L’obscurité épuise le citoyen… Peut-on parler aussi de « famine »?

Un cercle vicieux autour duquel tourne le gouvernement en matière d’électricité, et le résultat est le même : l’obscurité continue qui épuise le citoyen.

Le ministre de l’Energie Walid Fayyad a demandé un financement d’urgence pour le futur plan approuvé par le gouvernement, en attendant la cristallisation de la formule de prêt de la Banque mondiale pour extraire l’électricité de Jordanie et le gaz d’Egypte.

A ce sujet, l’ancien directeur général de l’investissement et de la maintenance au ministère de l’énergie, Ghassan Baydoun, nous a rejoints.

Dans des conditions de vie, et coïncidant avec l’augmentation du prix d’une cartouche de gaz de carburant de 25000 livres libanaises à 480000 livres libanaises, le Syndicat des propriétaires de stations-service a mis en garde contre le retour à la fermeture des stations en raison de l’incapacité de ses propriétaires à acheter l’essence en dollars et la revendre en livres libanaises.

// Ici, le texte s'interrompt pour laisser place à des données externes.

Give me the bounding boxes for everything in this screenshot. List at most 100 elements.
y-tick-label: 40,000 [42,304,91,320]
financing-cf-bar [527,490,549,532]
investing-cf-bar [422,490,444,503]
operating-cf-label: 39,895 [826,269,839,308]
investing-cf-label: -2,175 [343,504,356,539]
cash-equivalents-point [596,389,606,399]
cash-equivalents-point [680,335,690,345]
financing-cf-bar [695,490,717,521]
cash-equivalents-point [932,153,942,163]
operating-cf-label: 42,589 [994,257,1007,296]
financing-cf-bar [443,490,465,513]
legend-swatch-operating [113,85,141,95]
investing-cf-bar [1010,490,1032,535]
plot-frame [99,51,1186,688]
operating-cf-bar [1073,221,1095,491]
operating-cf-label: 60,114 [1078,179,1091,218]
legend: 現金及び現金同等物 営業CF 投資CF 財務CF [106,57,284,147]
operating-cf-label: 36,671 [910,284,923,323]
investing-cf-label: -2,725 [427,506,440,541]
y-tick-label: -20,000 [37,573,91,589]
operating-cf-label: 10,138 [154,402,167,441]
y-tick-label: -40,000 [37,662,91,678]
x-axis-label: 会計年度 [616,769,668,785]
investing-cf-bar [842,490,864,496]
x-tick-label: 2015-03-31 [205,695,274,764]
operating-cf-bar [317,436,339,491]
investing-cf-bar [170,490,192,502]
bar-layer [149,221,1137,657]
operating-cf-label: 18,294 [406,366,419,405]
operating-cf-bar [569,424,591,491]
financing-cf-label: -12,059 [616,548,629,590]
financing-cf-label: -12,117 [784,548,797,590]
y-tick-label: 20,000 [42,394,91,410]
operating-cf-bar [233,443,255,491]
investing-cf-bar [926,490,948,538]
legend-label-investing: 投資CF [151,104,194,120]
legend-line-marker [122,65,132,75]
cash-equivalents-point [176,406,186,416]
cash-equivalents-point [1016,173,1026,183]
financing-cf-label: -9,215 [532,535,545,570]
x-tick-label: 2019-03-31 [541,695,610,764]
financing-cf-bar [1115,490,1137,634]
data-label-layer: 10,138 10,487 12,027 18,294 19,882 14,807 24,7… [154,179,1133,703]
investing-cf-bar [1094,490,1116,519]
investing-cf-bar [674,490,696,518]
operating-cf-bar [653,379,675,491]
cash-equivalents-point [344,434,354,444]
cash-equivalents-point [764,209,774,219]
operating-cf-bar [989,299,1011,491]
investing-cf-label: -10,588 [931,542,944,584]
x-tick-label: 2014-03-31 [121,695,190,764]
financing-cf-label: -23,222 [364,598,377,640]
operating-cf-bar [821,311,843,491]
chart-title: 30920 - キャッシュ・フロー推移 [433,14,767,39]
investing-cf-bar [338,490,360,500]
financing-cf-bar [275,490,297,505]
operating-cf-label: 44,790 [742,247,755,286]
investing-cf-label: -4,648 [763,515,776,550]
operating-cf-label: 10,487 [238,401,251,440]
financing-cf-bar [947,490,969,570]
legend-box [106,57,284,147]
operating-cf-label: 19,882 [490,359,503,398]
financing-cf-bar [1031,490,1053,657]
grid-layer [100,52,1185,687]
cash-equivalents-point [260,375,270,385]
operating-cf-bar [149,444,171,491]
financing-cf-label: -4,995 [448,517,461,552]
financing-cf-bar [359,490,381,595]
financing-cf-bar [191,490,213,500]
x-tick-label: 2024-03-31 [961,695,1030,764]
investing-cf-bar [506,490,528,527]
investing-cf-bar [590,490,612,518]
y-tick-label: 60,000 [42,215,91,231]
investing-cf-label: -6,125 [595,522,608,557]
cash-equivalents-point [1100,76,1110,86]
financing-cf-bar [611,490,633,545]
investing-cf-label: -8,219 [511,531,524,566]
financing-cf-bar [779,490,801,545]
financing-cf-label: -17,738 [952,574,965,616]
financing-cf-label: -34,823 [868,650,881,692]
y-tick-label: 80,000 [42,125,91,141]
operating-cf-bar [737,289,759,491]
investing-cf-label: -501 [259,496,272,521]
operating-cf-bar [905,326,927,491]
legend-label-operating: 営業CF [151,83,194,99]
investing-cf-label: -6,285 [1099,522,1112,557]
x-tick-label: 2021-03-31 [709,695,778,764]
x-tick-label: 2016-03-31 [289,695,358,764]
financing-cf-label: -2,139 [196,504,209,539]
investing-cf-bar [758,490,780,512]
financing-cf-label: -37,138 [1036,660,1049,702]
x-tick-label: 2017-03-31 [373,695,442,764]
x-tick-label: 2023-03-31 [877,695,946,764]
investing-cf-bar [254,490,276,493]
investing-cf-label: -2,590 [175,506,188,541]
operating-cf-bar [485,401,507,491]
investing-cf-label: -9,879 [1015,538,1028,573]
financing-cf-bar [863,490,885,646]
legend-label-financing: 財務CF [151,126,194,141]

Pendant ce temps, le chef du Syndicat des importateurs alimentaires, Hani Bohsali, a assuré Sawt Beirut International que parler d’une famine au Liban est exagéré, surtout avant le Ramadan et Pâques, car les gens ont stocké beaucoup de nourriture chez eux et l’interruption de certaines marchandises ne signifie pas la catastrophe.

Bohsali a demandé aux gens de ne pas se précipiter pour acheter de la farine au supermarché, car elle n’est fondamentalement pas subventionnée et ne pose aucun problème.